Der Anfängergeist hat viele Möglichkeiten, der des Experten nur wenige.” – Shunryu Suzuki
Wieso? Weshalb? Warum? Wer nich fragt bleibt dumm!“ – Sesamstrasse
Wenn ich weiß, was ich finden werde, will ich es nicht finden. Die Ungewissheit ist das Salz des Lebens.“ – Erwin Chargaff, österreichisch-amerikanischer Chemiker


Neugier hilft uns, Unbekanntes kennenzulernen. Sie ist die Grundlage des Lernens, sie belebt unsere Achtsamkeit und Aufmerksamkeit. Verfolgen wir komplexe und mehrdeutige Ereignisse aufmerksam, können wir Neues entdecken. Neugier wirkt deshalb als Gegenmittel, wenn wir uns und andere hart bewerten. Neugierige wachsen mit jeder Herausforderung.

Wer meditiert und neugierig ist, öffnet seine gerichtete Aufmerksamkeit. Wir sind bereit, Neues zu entdecken und zu staunen. Dieser „Anfängergeist“ läßt uns die Welt aus einer anderen Perspektive betrachten. Er erweitert unseren Spielraum und erlaubt uns, Probleme anzugehen. Wer neugierig und spielerisch meditiert, müht sich weniger ab.
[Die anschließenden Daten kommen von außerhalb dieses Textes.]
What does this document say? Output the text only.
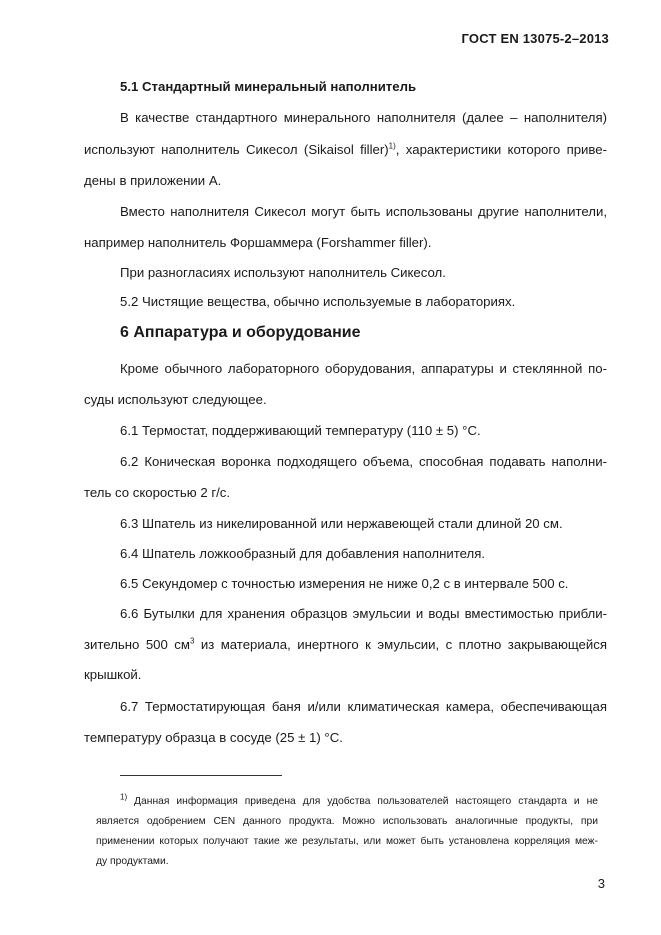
ГОСТ EN 13075-2–2013
5.1 Стандартный минеральный наполнитель
В качестве стандартного минерального наполнителя (далее – наполнителя)
используют наполнитель Сикесол (Sikaisol filler)$^{1)}$, характеристики которого приве-
дены в приложении А.
Вместо наполнителя Сикесол могут быть использованы другие наполнители,
например наполнитель Форшаммера (Forshammer filler).
При разногласиях используют наполнитель Сикесол.
5.2 Чистящие вещества, обычно используемые в лабораториях.
6 Аппаратура и оборудование
Кроме обычного лабораторного оборудования, аппаратуры и стеклянной по-
суды используют следующее.
6.1 Термостат, поддерживающий температуру (110 ± 5) °С.
6.2 Коническая воронка подходящего объема, способная подавать наполни-
тель со скоростью 2 г/с.
6.3 Шпатель из никелированной или нержавеющей стали длиной 20 см.
6.4 Шпатель ложкообразный для добавления наполнителя.
6.5 Секундомер с точностью измерения не ниже 0,2 с в интервале 500 с.
6.6 Бутылки для хранения образцов эмульсии и воды вместимостью прибли-
зительно 500 $см^3$ из материала, инертного к эмульсии, с плотно закрывающейся
крышкой.
6.7 Термостатирующая баня и/или климатическая камера, обеспечивающая
температуру образца в сосуде (25 ± 1) °С.
$^{1)}$ Данная информация приведена для удобства пользователей настоящего стандарта и не
является одобрением CEN данного продукта. Можно использовать аналогичные продукты, при
применении которых получают такие же результаты, или может быть установлена корреляция меж-
ду продуктами.
3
Er haftet nicht fest an seinen Überzeugungen. Wenn wir merken, dass wir urteilen, können wir zurücktreten und einen anderen Standpunkt einnehmen. Nach einer Meditation können wir ihn anschauen und unsere Muster und Annahmen erkennen.

In der Meditation gehen wir von Erfahrungen aus und erforschen sie von unten nach oben. Indem wir neugierig sind, können wir sie mit anderen Augen sehen. Im Denken hingegen gehen wir von oben nach unten vor, wir urteilen, denn unser Denken ist geprägt von individuellen und kulturellen Vorgaben. Aus Gewohnheit ordnen wir alles in uns bekannte Kategorien und bewerten es. Dabei fühlen wir uns sicher, müssen aber darauf verzichten, Neues zu erfahren. Wissen kann uns daran hindern, neu und anders zu denken.
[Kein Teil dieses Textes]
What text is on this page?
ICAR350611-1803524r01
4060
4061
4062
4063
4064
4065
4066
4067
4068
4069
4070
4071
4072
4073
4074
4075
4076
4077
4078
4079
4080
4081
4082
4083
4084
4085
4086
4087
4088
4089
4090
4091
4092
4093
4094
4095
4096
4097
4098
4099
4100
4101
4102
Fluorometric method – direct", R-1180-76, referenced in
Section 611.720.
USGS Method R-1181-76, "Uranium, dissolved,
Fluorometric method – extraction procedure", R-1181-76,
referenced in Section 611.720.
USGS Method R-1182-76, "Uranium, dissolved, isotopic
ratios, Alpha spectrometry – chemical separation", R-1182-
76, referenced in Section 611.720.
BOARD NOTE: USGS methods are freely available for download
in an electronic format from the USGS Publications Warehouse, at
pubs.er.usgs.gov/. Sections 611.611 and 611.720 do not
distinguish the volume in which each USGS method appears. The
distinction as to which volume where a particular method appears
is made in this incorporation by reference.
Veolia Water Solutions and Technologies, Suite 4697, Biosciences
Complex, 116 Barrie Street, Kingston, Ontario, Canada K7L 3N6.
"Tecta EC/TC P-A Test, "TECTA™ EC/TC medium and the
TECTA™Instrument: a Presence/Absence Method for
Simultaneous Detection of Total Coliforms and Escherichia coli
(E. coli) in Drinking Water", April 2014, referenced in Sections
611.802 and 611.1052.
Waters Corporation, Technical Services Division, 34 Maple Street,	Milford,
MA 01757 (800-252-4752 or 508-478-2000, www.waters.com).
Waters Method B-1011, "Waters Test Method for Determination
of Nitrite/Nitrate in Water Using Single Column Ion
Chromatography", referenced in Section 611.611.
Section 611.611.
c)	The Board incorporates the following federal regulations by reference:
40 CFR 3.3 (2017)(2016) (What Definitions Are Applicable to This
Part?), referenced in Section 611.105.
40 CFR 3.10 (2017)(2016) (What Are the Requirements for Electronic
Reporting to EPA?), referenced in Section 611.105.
Die klassische Frage im koreanischen Zen lautet: „Was ist das?“

In der Meditation erforschen wir unsere Erfahrungen, freudige und schmerzhafte. Wir bevorzugen nicht eine Erfahrung gegenüber einer anderen. Das bewahrt uns vor einer emotionalen Achterbahn mit ihren ekstatischen Höhen und abgrundtiefen Tälern. Die ehemalige buddhistische Nonne Martine Batchelor sieht Meditation einerseits als eine stabile Basis, gleichzeitig aber auch als offenes Wachsein, das uns erlaubt, uns zu verändern. Sie empfiehlt, immer wieder zu fragen: „Was ist das?“ Dabei geht es nicht um eine Antwort, sondern um eine Methode, alle Erfahrungen immer wieder neu zu hinterfragen.

Neugier kann erlernt werden. „Was soll ich tun?“ ist die erste Stufe. Wir versuchen, uns einen Reim auf bestimmte Aufgaben zu machen. Darauf folgt: „Das ist interessant. Ich möchte mehr wissen.“ Nun brauchen wir sowohl Anleitung als auch Freiheit, da uns Ideen oder Strategien fehlen. Auf der dritten Stufe erkennen wir: „Das hat mich verändert.“ Wir versuchen, das, was wir wissen, mit dem, was wir nicht wissen, in Einklang zu bringen.

„Curiosity killed the cat, but satisfaction brought it back.“ – englisches Sprichwort

Neugierde kann uns inspirieren und ablenken. Manchmal müssen wir einfach einen Schritt zurücktreten oder uns aus einer schwierigen Situation lösen. Risikobereitschaft kann aufregend oder beängstigend sein. Wie der US-Psychiater Dr. M. Lee Freedman, feststellt: „Die Neugier selbst ist nicht das Problem, sondern das, was wir als nächstes tun. Das ist ein Grund, warum wir kindersichere Steckdosen haben.“ Wir brauchen Weisheit, um zu erkennen, was ist, also, wann wir einen Hund streicheln und wann wir ihn in besser in Ruhe lassen.

Wer achtsam und neugierig ist, erkennt, was da ist. Wenn wir bereit sind, das anzunehmen, was sich zeigt, können wir mitfühlen. Alles zu akzeptieren, bedeutet aber nicht, alles zu mögen. Wir sind bereit, es einfach so sein zu lassen. Neugier hilft, schwierige Situationen neu zu sehen und unseren Horizont zu erweitern. Neugier ist die Basis für Kreativität und Wandel. In der Meditation hilft sie uns, die Gesamtheit unserer Erfahrung willkommen zu heißen.